When perfectionism has a deadline

Taulant Hakaj
3 min readSep 20, 2021

Through my time as a student at the Flatiron School, I have learned what it means to become a developer. Some of the biggest lessons that my education has taught me have extended beyond the scope of what the curriculum was designed to teach. Lessons like taking one error message at a time, keeping code simple, and more recently I’ve learned the importance of project expectations and project production. These lessons became more apparent to me as I advanced in my learning but also in my personal development as a developer. The penultimate lesson, however, was learning to lower my expectations for the sake of production.

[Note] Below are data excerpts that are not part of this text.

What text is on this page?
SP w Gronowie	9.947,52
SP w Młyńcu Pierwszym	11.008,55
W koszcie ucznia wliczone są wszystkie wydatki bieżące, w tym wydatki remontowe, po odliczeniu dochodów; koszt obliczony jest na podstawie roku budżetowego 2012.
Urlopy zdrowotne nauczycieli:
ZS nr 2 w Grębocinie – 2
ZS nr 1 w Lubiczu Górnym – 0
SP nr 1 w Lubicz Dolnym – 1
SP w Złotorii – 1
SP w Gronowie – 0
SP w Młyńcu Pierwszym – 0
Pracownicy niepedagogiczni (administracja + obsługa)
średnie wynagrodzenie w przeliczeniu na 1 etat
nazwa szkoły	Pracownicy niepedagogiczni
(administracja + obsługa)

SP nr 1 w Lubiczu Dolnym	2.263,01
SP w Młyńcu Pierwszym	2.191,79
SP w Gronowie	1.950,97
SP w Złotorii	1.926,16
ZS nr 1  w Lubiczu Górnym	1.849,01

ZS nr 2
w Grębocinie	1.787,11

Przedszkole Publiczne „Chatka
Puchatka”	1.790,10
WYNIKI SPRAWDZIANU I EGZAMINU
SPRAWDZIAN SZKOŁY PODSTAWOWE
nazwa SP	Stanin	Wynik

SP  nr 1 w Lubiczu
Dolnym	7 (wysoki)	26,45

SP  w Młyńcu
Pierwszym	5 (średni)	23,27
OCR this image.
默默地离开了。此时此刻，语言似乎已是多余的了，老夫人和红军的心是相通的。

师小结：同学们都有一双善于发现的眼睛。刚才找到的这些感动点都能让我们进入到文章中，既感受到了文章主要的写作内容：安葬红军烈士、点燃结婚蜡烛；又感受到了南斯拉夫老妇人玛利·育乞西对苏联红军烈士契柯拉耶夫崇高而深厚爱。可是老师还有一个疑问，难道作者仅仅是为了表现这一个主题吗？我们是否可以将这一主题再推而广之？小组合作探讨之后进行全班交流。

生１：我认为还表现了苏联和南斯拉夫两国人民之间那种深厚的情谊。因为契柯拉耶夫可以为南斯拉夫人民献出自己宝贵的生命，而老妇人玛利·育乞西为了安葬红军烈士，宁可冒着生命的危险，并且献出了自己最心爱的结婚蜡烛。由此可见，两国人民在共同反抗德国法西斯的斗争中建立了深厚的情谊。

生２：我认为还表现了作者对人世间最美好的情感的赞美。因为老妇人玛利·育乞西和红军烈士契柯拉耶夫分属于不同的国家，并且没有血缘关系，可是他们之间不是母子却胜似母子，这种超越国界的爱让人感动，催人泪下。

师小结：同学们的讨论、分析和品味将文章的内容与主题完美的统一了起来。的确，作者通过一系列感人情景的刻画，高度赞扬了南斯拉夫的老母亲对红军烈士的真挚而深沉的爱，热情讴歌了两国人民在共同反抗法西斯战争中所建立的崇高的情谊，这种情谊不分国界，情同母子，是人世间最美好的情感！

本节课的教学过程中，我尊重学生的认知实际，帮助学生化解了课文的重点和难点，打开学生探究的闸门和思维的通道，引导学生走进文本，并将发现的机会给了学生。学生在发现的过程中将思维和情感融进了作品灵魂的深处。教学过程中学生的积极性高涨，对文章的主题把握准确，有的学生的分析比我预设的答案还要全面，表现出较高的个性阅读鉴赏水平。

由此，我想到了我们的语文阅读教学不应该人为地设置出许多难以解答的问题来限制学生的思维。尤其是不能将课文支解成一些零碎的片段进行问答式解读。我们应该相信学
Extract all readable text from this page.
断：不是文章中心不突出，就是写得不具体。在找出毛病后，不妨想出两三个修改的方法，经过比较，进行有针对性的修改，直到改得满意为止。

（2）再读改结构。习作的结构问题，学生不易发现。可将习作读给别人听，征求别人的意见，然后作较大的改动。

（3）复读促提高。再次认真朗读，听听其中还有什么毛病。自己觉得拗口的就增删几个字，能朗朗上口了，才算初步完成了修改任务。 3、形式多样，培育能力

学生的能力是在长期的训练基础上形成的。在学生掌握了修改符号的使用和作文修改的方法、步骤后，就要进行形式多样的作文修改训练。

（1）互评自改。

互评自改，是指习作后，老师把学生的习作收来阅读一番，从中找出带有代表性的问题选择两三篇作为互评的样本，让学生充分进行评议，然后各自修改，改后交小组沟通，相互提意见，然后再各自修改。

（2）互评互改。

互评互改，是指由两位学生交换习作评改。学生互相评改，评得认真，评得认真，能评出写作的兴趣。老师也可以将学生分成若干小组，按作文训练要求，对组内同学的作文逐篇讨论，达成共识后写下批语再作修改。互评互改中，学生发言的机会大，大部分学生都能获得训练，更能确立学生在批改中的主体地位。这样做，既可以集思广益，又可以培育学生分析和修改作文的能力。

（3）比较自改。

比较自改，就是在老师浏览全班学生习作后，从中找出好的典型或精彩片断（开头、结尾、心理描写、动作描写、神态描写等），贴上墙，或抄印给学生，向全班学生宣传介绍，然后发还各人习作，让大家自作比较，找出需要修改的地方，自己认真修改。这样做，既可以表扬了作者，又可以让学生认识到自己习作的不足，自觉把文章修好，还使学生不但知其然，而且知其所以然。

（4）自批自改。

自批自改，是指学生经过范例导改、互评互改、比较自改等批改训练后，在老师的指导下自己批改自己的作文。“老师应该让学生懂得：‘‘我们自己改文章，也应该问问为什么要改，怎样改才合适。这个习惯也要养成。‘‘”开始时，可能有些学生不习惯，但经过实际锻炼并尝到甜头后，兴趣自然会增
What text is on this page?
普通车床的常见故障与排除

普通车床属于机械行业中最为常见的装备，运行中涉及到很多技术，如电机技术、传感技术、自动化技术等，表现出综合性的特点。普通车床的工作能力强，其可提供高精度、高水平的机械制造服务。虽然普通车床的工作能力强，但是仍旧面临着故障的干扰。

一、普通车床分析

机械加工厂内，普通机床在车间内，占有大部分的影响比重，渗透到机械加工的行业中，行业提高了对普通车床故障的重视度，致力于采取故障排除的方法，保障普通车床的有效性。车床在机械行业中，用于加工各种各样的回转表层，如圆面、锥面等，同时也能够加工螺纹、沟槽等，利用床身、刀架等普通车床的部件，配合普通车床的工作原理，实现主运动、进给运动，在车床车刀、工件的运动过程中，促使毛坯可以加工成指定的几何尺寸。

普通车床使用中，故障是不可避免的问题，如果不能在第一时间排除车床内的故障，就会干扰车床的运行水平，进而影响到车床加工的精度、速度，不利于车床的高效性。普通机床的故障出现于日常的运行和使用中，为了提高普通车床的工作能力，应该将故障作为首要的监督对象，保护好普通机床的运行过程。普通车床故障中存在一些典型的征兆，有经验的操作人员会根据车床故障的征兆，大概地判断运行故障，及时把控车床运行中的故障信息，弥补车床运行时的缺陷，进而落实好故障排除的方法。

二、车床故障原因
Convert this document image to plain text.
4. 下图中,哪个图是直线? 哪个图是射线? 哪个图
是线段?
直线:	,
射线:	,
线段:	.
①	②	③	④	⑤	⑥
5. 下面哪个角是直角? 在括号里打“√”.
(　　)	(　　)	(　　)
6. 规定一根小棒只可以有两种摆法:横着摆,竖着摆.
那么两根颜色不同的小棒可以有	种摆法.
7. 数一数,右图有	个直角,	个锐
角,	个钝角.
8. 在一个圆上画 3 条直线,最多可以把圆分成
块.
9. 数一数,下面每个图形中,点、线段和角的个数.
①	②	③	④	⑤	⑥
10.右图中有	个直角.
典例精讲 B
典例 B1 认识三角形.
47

Flatiron School is known for having a modern take on education. Teaching students brand new technologies is best brought to the students through the incorporation of the mindsets of students within the lectures. Throughout the lectures, you will read pop-culture references as well as little jokes about what it is like to be a developer. Frequently, throughout the lectures, I came across a running joke that I felt really embodied what it mean to be a developer. The joke was “As developers, we are inherently lazy.” and as I came across it I couldn't help but think to myself how true that was, but only until recently did I realize that the joke is only a half-truth.

As developers, we are inherently lazy, but we are also imaginative, inquisitive, and perfectionists. We are lazy when it comes to having to explain ourselves in the comments of our code, or lazy when it comes to wanting to rewrite the same lines of code over and over again, but we are almost completely the opposite when it comes to our drive to learn and create something new. This mesh of philosophies is really what makes us different from other kinds of product creators because we have a profound want for more while also demanding from ourselves to be abstract.

Unfortunately, our uniqueness also can lead us to issues in our professional lives. This is something I only recently came to truly understand in my journey to becoming a developer. As I learned more and more about what it takes to become a developer, I also had to learn about what sacrifices we have to make as developers. That lesson being downsizing your original plans for your work for the sake of production. As developers, we want to be lazy, but we are also driven by pride to make something spectacular that won’t just be another project we slide into our portfolio and never use again.

As I became a stronger, more confident coder, my aspirations for my projects started to rise well above what was being asked of me to produce. Although this desire to overachieve is part of what makes a developer different from other creators, I also had to learn to tamper with my own expectations because of production deadlines. A bitter lesson that I feel every developer across the world knows far too well. The desire to make something great while at the same time working under a time constraint as well as other unforeseen issues that come with that desire to do more. With this lesson as a developer, you have to let go of your perfectionism and your pride because making something that works in a timely fashion is far more important, than having ideas to make something with nothing functional to show for it when time runs out. All is never lost though, we may have to hinder our expectations for the sake of production, but we never have to give up on our projects after submission. Who is to say you can't come back to that same project well beyond its submission with a new perspective and a new goal to make for its next updated version.